En l'espèce, M. Caraslanis, citoyen grec, fait une demande reconventionnelle en nullité de son mariage avec Mme Dumoulin, citoyenne française, suite à la demande de divorce de celle-ci devant le Tribunal de Paris. Celui-ci invoque que le mariage civil, prononcé à Paris le 12 septembre 1931, n'est pas valable, faute de célébration religieuse comme l'exige l'article 1367 du Code civil grec. Il invoque que cette condition est une condition de fond du mariage et que dès lors elle doit être régie par la loi grecque, loi personnelle de l'époux. À cet égard, à Paris comme à Athènes, les conditions de fond du mariage sont régies par la loi nationale tandis que les conditions de forme relèvent de la loi du lieu de la célébration. En première instance il voit sa demande rejetée et la validité de son mariage reconnue. Il interjette appel, mais la Cour d'appel de Paris confirme cette décision. M. Caraslanis se pourvoit alors en Cassation.
[...] Il convient de souligner les mérites de la position de la Cour de cassation en ce sens où, se trouvant en France et de plus est devant le juge français, les parties ont pu légitimement s'attendre à ce que la qualification du caractère religieux du mariage soit appréhendée par la loi française. Considérer que Caraslanis n'avait pas cette intention en 1931, quand il se mariait devant le maire du 10e arrondissement, serait admettre la mauvaise foi de cette personne qui mériterait alors l'application à son égard de la qualification française. [...]
[...] Pour ne prendre qu'un seul exemple, l'affaire du 28 janvier 2015 de la première chambre civile, touchant à des considérations sensibles du mariage telles que la possibilité de son ouverture aux couples homosexuels, fait une lecture par définition lege fori de ce qui relève de l'ordre public international français. Déjà la juxtaposition des termes interprétation lege fori et ordre public international du for semble redondant. Néanmoins même l'exemple des lois de police et surtout celui de l'ordre public international viennent conforter l'idée que la qualification lege fori n'est pas en soi contradictoire à l'esprit de la règle de conflit bilatérale. [...]
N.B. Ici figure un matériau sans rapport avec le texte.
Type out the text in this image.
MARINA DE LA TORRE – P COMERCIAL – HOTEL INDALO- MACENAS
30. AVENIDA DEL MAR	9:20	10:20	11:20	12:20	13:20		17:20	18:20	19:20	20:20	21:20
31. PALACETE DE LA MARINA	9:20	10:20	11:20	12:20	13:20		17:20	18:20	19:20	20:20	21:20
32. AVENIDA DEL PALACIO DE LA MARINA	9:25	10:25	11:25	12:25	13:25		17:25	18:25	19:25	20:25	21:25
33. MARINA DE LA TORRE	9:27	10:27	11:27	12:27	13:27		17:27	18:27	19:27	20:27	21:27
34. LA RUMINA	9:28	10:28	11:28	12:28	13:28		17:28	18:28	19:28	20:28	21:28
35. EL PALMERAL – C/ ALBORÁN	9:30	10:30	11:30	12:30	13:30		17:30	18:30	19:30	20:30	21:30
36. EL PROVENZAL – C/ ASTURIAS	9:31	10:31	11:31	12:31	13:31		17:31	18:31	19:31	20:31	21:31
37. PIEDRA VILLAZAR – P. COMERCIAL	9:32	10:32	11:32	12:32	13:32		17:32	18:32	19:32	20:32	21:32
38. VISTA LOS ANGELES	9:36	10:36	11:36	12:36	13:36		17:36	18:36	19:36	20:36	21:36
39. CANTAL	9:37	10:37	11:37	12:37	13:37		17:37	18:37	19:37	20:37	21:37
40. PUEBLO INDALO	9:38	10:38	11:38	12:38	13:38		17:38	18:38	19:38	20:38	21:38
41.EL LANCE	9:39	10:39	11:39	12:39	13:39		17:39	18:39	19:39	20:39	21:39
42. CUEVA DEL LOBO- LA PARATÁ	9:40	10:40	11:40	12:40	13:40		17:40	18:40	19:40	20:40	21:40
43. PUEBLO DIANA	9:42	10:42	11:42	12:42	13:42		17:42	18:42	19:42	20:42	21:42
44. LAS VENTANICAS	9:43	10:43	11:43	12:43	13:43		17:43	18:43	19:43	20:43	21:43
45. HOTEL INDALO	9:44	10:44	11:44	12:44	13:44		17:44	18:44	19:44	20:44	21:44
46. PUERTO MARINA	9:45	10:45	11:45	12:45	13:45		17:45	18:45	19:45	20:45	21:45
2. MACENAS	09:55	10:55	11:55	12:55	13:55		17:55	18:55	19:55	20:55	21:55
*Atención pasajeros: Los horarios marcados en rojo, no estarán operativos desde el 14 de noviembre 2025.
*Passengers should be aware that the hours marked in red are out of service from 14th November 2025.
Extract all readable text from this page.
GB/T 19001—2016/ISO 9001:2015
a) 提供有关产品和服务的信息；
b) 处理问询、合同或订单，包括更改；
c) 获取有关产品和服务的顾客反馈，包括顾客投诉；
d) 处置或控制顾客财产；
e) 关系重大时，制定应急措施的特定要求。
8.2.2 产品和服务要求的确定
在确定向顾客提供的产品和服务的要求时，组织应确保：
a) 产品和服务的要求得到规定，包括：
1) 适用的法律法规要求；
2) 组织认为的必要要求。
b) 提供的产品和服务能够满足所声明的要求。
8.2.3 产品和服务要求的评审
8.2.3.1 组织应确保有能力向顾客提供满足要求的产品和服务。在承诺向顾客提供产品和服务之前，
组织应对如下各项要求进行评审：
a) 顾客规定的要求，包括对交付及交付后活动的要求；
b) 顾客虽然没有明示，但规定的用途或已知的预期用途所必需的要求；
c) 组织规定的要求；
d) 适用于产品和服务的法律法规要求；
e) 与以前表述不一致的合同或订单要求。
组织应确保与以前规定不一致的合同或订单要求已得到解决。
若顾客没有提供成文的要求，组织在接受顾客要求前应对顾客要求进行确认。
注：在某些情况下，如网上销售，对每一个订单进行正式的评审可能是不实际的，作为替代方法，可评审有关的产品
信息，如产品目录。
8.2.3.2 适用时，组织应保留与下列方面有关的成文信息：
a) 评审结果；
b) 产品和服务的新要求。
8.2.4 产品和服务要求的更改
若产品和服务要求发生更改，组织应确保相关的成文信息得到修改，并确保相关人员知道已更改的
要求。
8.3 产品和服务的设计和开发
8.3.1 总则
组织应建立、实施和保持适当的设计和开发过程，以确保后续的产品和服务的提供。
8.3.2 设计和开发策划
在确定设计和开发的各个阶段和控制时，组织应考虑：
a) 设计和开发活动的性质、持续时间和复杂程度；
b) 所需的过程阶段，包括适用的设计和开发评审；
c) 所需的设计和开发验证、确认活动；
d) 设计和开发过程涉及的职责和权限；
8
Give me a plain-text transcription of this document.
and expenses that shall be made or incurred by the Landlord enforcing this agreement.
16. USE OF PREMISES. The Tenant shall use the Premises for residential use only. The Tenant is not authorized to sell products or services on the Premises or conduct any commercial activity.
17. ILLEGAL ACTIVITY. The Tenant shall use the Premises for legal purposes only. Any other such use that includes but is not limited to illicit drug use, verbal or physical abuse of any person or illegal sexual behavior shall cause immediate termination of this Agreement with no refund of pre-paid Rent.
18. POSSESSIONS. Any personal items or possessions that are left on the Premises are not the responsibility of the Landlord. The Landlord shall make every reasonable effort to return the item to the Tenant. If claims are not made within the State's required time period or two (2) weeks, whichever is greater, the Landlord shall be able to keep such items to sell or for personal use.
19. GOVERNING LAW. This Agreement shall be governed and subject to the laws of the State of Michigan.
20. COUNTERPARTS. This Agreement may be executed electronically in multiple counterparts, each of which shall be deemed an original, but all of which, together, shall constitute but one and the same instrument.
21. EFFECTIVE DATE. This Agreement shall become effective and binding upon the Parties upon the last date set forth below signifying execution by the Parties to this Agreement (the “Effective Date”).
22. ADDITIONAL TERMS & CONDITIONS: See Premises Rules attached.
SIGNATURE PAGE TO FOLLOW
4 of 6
[...] Fixation du moment d'intervention de la règle de conflit Qualifier lege fori les catégories de fond ou de forme, tout en admettant l'application de principe de la loi nationale des époux n'est pas contradictoire ni en soi ni par rapport à la règle de conflit bilatérale. En effet, la Cour de cassation procède à une construction intellectuelle d'une clarté enviable faisant comprendre que si Caraslanis invoque la non prise en compte de la lege causae normalement applicable, même en matière de qualification, en réalité Caraslanis se trompe. [...]
[...] Cela serait un tempérament à la théorie bilatérale qui veut la désignation d'une loi entre un choix de plusieurs lois, mais n'aboutirait pas à un strict unilatéralisme. Or, la Cour de cassation ne peut s'assurer de l'application de ce principe de qualification lege fori que pour le juge français. Ainsi, par le biais du contrôle que la Cour exerce au juge français, elle garantit l'applicabilité de la loi française à la situation de conflit de qualification, et cela au détriment de la règle de conflit qui vient donner compétence à une autre loi. [...]
[...] Cela suppose, pour la Cour, de considérer la qualification comme étape du raisonnement conflictuel, préciser le moment d'intervention de ce raisonnement et de ce fait bouleverser l'approche en matière de conflit de catégories de manière permanente. Si l'évolution jurisprudentielle depuis lors n'a pas admis de dérogation à la règle Caraslanis ; l'affinement de l'analyse juridique, rendue nécessaire par la précision requise au regard de situations contemporaines de plus en plus compliquées, tend à tempérer le raisonnement pourtant clair de cette affaire. [...]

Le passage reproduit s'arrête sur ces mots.